Along with showing the violence in Iraq,  the film also looks at the mentality of the natural born soldier.  The film opens with a quote from war correspondent Chris Hedges: "The rush of battle is a potent and often lethal addiction, for war is a drug."  And the audience understands that addiction through the film's gripping action scenes, which are exciting to us even as we fear for the lives of the characters (the slow motion explosion that opens the film is both horrifying and strangely beautiful). We also understand that addiction through the character of William James, a man who willingly puts himself into dangerous situations, defusing bombs that could  explode any second and pursuing possible enemies into unsafe territory, because he clearly loves the rush of adrenaline.  And he doesn't care how he gets that rush, openly threatening the lives of Owen and Sanborn with his reckless ways.  Even when he engages in some good natured wrestling with Sanborn, it inevitably ends with him going too far and Sanborn pulling a knife on him.  We can almost understand why Sanborn openly considers killing him at one point; such men are dangerous.  Like many addicts, William himself can't seem to understand his own addiction; in one of the film's more powerful moments, Owen rages at William over the fact that his recklessness has resulted in Owen being badly injured.  William's response to Owen's anger is just blank silence, because he knows there is no answer.  And when William briefly returns home to his wife and child, he realizes that he should be satisfied just being around them, but it isn't enough for him;  he has to return to Iraq.  In many ways he is the embodiment of the "real Americans" who "love the sting of battle" that General George S Patton so memorably talked about in the 1970 best picture winner PATTON.

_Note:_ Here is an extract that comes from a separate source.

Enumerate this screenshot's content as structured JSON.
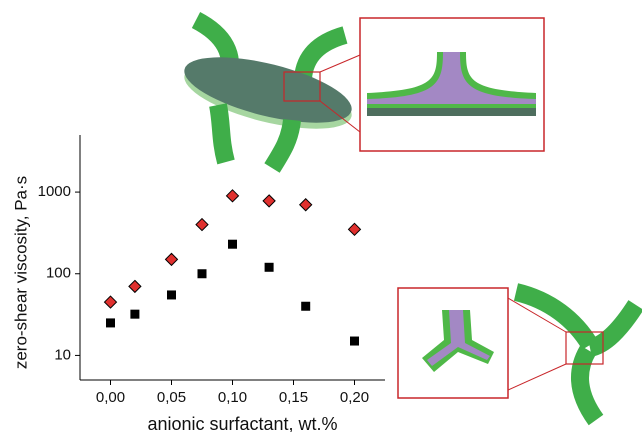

Not everything in the film works: although some scenes with William befriending a local Iraqi kid that he dubs "Beckham" (Christopher Sayegh) are nicely done and show William's more tender side, they lead to an odd series of events.  First, while inspecting a suspicious building, William finds a body that he thinks is Beckham's, which angers him so much that he goes alone and out of uniform in the Iraqi city to try find who's responsible.  In the film's strangest scene, he winds up in a room with an English speaking Iraqi professor(Nabil Koni)  who says he's glad to see him, and assumes he's from the CIA.  But before the two men can talk, the professor's wife comes home and verbally berates William until he leaves and heads back to the base.  The scene seems to be trying to reach some meaning that it doesn't seem to get; even more unusual, William later discovers that the body he saw was not Beckham's, which renders his whole trip into the city pointless.  While I don't think the film needed this whole sequence, it does give the audience a chance to see the city outside of just being a combat zone, with normal Iraqi people going about their business, so on that level they're interesting if not necessary to the film's plot.

SO DID THE ACADEMY GET IT RIGHT?

While 2009 gave us a very different (and wildly entertaining) war film with Quentin Tarantino's WWII epic INGLORIOUS BASTERDS, I think that Bigelow's visceral war film was the clear best picture winner of that year.